There were three in 2006. BCS No. 3 USC took down BCS No. 5 Notre Dame. Undefeated BCS No. 1 Ohio State beat undefeated BCS No. 2 Michigan 42-39, only to see the SEC and Urban Meyer successfully lobby to get Florida into the BCS title game. BCS No. 3 West Virgina also lost to BCS No. 5 Louisville.
In 2007, then BCS No. 4 Arizona State lost to then BCS No. 5 Oregon, whose season then fell apart, ultimately losing to BYU in the Las Vegas Bowl. In the Border War, BCS No. 2 Kansas also lost to BCS No. 4 Missouri, but the Jayhawks had the last laugh as Kansas successfully lobbied the Orange Bowl to get the BCS berth instead of the Tigers.
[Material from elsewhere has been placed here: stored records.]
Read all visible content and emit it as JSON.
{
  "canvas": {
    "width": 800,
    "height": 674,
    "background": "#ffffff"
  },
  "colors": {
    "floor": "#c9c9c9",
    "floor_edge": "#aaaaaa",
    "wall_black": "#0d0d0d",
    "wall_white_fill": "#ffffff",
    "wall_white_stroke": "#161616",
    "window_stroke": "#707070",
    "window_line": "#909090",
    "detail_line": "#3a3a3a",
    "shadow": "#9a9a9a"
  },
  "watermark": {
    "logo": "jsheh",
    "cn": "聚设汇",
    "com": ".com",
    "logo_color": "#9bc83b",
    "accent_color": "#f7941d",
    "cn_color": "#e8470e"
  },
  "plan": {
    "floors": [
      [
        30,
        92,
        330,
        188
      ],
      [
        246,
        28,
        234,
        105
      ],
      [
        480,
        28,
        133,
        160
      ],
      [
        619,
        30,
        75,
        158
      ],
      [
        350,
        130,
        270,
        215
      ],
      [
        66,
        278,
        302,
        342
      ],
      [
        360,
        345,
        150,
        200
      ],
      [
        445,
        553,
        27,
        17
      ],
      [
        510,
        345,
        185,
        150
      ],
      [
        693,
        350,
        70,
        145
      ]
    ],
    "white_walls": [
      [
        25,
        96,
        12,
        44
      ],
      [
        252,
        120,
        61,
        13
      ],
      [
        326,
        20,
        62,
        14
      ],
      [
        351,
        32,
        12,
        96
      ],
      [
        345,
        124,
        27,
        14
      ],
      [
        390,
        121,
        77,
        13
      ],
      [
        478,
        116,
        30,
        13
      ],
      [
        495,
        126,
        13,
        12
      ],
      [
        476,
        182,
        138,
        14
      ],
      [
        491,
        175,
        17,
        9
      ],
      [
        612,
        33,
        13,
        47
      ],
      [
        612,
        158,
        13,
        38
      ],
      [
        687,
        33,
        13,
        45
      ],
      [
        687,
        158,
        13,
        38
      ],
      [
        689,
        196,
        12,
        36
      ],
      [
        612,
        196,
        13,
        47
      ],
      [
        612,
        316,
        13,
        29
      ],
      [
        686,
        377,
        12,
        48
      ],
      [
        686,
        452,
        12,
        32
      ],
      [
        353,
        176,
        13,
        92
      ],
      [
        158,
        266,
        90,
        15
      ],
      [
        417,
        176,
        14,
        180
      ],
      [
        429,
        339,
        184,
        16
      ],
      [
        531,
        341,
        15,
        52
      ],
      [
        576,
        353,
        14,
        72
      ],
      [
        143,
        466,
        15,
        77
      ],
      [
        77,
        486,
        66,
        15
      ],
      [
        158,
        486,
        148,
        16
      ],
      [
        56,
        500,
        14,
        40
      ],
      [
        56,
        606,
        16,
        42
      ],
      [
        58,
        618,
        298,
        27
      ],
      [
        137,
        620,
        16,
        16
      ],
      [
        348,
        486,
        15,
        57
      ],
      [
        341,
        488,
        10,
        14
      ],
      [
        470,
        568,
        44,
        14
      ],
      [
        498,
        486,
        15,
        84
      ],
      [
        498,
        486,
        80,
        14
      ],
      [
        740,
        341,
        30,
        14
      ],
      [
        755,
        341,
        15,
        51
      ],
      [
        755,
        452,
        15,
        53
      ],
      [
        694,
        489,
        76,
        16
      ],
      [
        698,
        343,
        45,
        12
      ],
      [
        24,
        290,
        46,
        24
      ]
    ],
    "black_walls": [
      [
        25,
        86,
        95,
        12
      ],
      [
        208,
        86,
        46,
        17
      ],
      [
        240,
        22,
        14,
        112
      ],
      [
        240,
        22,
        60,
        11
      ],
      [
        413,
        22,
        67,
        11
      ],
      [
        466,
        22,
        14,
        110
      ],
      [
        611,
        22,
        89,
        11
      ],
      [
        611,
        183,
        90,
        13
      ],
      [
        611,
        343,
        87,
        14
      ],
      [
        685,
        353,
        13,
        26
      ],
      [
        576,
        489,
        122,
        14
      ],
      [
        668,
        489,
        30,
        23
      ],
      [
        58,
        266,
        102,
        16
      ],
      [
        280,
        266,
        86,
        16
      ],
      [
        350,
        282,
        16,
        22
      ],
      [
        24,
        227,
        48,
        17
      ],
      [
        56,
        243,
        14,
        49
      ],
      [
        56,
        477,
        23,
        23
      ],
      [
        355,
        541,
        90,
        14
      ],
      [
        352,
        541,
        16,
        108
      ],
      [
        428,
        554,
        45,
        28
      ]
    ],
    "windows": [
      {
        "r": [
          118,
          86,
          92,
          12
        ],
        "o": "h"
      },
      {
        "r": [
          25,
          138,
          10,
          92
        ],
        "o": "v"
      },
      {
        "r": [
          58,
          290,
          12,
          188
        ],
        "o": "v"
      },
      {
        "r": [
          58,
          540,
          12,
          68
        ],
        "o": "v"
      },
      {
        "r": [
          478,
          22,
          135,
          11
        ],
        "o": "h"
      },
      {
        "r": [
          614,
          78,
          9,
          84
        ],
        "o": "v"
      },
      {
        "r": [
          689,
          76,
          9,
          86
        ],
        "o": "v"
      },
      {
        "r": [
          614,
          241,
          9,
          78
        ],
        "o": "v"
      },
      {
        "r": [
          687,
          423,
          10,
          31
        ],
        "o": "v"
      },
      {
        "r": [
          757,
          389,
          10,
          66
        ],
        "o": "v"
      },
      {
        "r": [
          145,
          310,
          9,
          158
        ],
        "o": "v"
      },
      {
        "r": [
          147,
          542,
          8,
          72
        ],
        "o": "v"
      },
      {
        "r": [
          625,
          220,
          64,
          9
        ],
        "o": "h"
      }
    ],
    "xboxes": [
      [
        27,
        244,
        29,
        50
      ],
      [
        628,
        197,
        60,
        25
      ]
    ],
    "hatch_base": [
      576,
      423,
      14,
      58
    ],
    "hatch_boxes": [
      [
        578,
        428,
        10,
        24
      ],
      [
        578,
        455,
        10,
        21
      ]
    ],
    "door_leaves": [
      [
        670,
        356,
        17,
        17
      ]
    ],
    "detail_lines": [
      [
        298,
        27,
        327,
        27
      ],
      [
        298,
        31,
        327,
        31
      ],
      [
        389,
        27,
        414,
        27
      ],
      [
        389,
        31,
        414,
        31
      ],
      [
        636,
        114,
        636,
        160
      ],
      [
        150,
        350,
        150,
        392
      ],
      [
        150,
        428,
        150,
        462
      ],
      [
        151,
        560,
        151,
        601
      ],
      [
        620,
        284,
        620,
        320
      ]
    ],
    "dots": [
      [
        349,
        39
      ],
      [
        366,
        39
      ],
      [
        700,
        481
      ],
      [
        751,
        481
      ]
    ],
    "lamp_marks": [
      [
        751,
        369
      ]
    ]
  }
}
In 2008, BCS No. 5 Oklahoma blew out undefeated BCS No. 2 Texas Tech, and the Red Raiders would finish their season out of the BCS, losing to Ole Miss at the Cotton Bowl.
2010 might be shaping up as a year with multiple games between the BCS top five, given that the Iron Bowl could very well feature two BCS top five teams.
In reviewing these games, the Big 12 is responsible for four of the 12 previous games. The Pac-10 has two. The Big East has two, even if one featured teams no longer in the conference. The Big Ten has one. Four games are traditional out-of-conference match-ups.
One reason for the relatively few number of games is the delay in producing the BCS standings. But even using the AP poll from the beginning of the season, there are only 14 more games during the entire BCS era.
So, through the entire BCS era, we are averaging only two top five regular season games per year, significantly less than the previous 13-year period.
Of course, back then, top teams like Michigan, Miami, Nebraska, Florida State, Notre Dame and Oklahoma averaged about one such game at least every other year.
In comparison, no SEC team has played in a regular season game featuring two top five teams since the 2000 season and not one of the SEC's four recent national championship teams played in a marque regular season game similar to this.
So, Frog and Ute fans rejoice, you are part of something historic. Enjoy it. Rejoice in it. Remember it.
Sorrow in it as well, given that Utah decided to kill this rivalry in its quest for filthy lucre and prestige by joining the Pac-10, even earlier than Larry Scott had wanted.
TCU, if it does bolt the MWC as well, might have another shot at a top five match-up every year with Boise State, something that TCU must consider as it weighs a possible Big East invitation.
TCU is 18-2 all time in regular season games when ranked in the top five.
Utah has played only one regular season game ever ranked in the top five, a win in 2004 in the Holy War when the Utes were No. 5 in the AP.
Utah has only seven wins in its entire history against teams ranked at the time of the game, and only three in the last 16 years.